ABSTRACT

Starting from a (phenomenological-)hermeneutical perspective, the main purpose of this chapter is to discuss whether modern political marketing can be faced as a factor for (political) (de)credibilisation and, consequently, as contributing (or not) to the emergence and/or worsening of what can be referred to as the paradox of (political) credibility. With this aim in mind, its author firstly highlights the two main reasons that, in her view, underpin the objectives proposed. Specifically, on the one hand, the chapter presents a brief epistemological analysis as a means of accessing both the main foundations of modern political marketing and those of (political) credibility. The second of these reasons arises from what appears to be two increasingly evident aspects of daily life in the Western democracies: the extension and expansion of modern political marketing and, concomitantly, the extension and expansion of what has been referred to as the crisis of (political) credibility.

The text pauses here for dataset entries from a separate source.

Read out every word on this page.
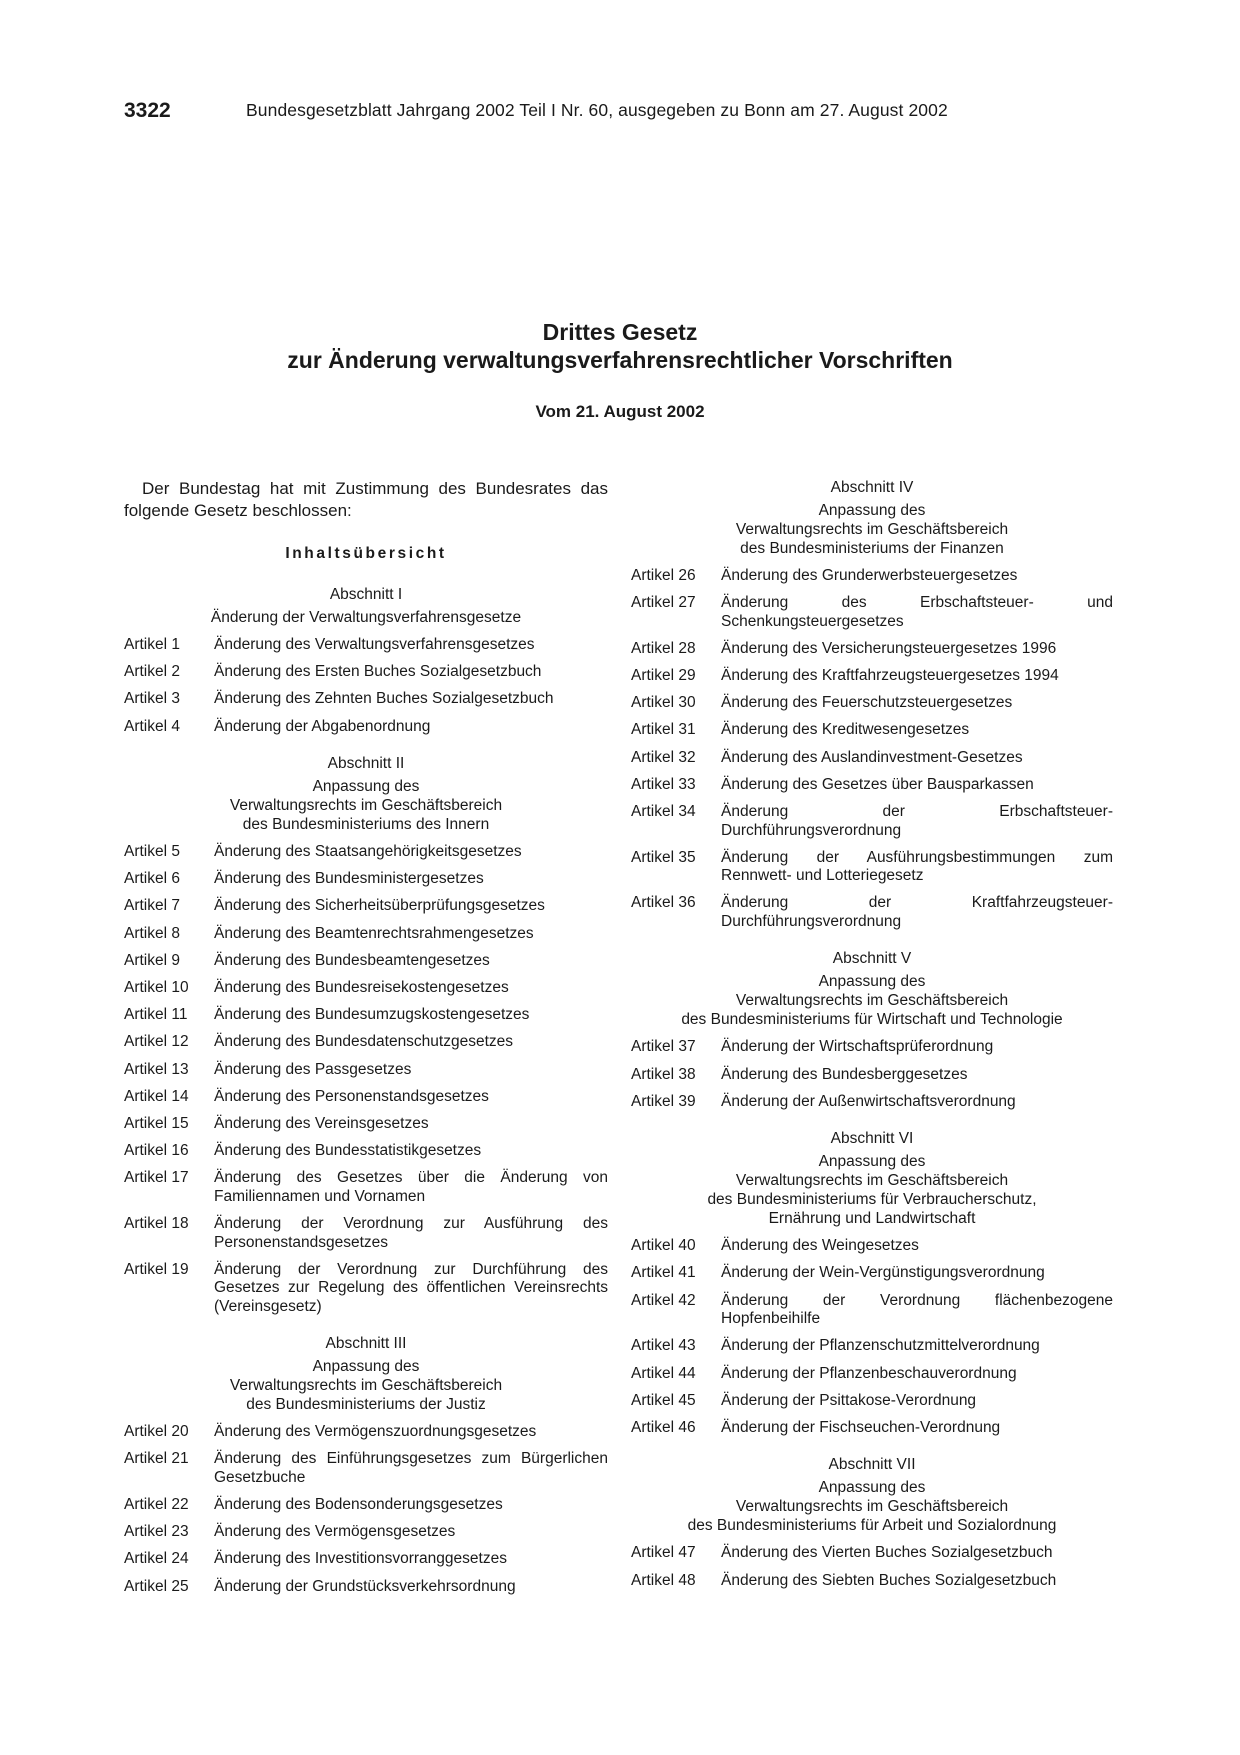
3322	Bundesgesetzblatt Jahrgang 2002 Teil I Nr. 60, ausgegeben zu Bonn am 27. August 2002
Drittes Gesetz
zur Änderung verwaltungsverfahrensrechtlicher Vorschriften
Vom 21. August 2002

Der Bundestag hat mit Zustimmung des Bundesrates das folgende Gesetz beschlossen:

Inhaltsübersicht
Abschnitt I
Änderung der Verwaltungsverfahrensgesetze
Artikel 1	Änderung des Verwaltungsverfahrensgesetzes
Artikel 2	Änderung des Ersten Buches Sozialgesetzbuch
Artikel 3	Änderung des Zehnten Buches Sozialgesetzbuch
Artikel 4	Änderung der Abgabenordnung
Abschnitt II
Anpassung des
Verwaltungsrechts im Geschäftsbereich
des Bundesministeriums des Innern
Artikel 5	Änderung des Staatsangehörigkeitsgesetzes
Artikel 6	Änderung des Bundesministergesetzes
Artikel 7	Änderung des Sicherheitsüberprüfungsgesetzes
Artikel 8	Änderung des Beamtenrechtsrahmengesetzes
Artikel 9	Änderung des Bundesbeamtengesetzes
Artikel 10	Änderung des Bundesreisekostengesetzes
Artikel 11	Änderung des Bundesumzugskostengesetzes
Artikel 12	Änderung des Bundesdatenschutzgesetzes
Artikel 13	Änderung des Passgesetzes
Artikel 14	Änderung des Personenstandsgesetzes
Artikel 15	Änderung des Vereinsgesetzes
Artikel 16	Änderung des Bundesstatistikgesetzes
Artikel 17	Änderung des Gesetzes über die Änderung von Familiennamen und Vornamen
Artikel 18	Änderung der Verordnung zur Ausführung des Personenstandsgesetzes
Artikel 19	Änderung der Verordnung zur Durchführung des Gesetzes zur Regelung des öffentlichen Vereinsrechts (Vereinsgesetz)
Abschnitt III
Anpassung des
Verwaltungsrechts im Geschäftsbereich
des Bundesministeriums der Justiz
Artikel 20	Änderung des Vermögenszuordnungsgesetzes
Artikel 21	Änderung des Einführungsgesetzes zum Bürgerlichen Gesetzbuche
Artikel 22	Änderung des Bodensonderungsgesetzes
Artikel 23	Änderung des Vermögensgesetzes
Artikel 24	Änderung des Investitionsvorranggesetzes
Artikel 25	Änderung der Grundstücksverkehrsordnung
Abschnitt IV
Anpassung des
Verwaltungsrechts im Geschäftsbereich
des Bundesministeriums der Finanzen
Artikel 26	Änderung des Grunderwerbsteuergesetzes
Artikel 27	Änderung des Erbschaftsteuer- und Schenkungsteuergesetzes
Artikel 28	Änderung des Versicherungsteuergesetzes 1996
Artikel 29	Änderung des Kraftfahrzeugsteuergesetzes 1994
Artikel 30	Änderung des Feuerschutzsteuergesetzes
Artikel 31	Änderung des Kreditwesengesetzes
Artikel 32	Änderung des Auslandinvestment-Gesetzes
Artikel 33	Änderung des Gesetzes über Bausparkassen
Artikel 34	Änderung der Erbschaftsteuer-Durchführungsverordnung
Artikel 35	Änderung der Ausführungsbestimmungen zum Rennwett- und Lotteriegesetz
Artikel 36	Änderung der Kraftfahrzeugsteuer-Durchführungsverordnung
Abschnitt V
Anpassung des
Verwaltungsrechts im Geschäftsbereich
des Bundesministeriums für Wirtschaft und Technologie
Artikel 37	Änderung der Wirtschaftsprüferordnung
Artikel 38	Änderung des Bundesberggesetzes
Artikel 39	Änderung der Außenwirtschaftsverordnung
Abschnitt VI
Anpassung des
Verwaltungsrechts im Geschäftsbereich
des Bundesministeriums für Verbraucherschutz,
Ernährung und Landwirtschaft
Artikel 40	Änderung des Weingesetzes
Artikel 41	Änderung der Wein-Vergünstigungsverordnung
Artikel 42	Änderung der Verordnung flächenbezogene Hopfenbeihilfe
Artikel 43	Änderung der Pflanzenschutzmittelverordnung
Artikel 44	Änderung der Pflanzenbeschauverordnung
Artikel 45	Änderung der Psittakose-Verordnung
Artikel 46	Änderung der Fischseuchen-Verordnung
Abschnitt VII
Anpassung des
Verwaltungsrechts im Geschäftsbereich
des Bundesministeriums für Arbeit und Sozialordnung
Artikel 47	Änderung des Vierten Buches Sozialgesetzbuch
Artikel 48	Änderung des Siebten Buches Sozialgesetzbuch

On the basis of a joint interpretation of these aspects this chapter establishes, in the third part, what is considered to be the paradox of (political) credibility and the aporia between modern political marketing and (political) credibility that discloses an epistemological obstacle that modern political marketing will have to overcome in order to ensure its future efficacy and make itself an important factor for credibilisation. Subsequently, philosophical anthropology is introduced as a tool with which to analyse modern political marketing and (political) credibility, hence attempting to show how it can make a valid contribution at the level of an important connection between both of them. Accordingly, this paper suggests the need to rethink the focus of modern political marketing, taking into account the theoretical and practical implications of this approach. Lastly, it also stresses the importance of a re-inscriptive perspective through which postmodern political marketing can develop a well-defined ethical-anthropological-political sensibility and being re-centred as a significant agent of (political) credibilisation.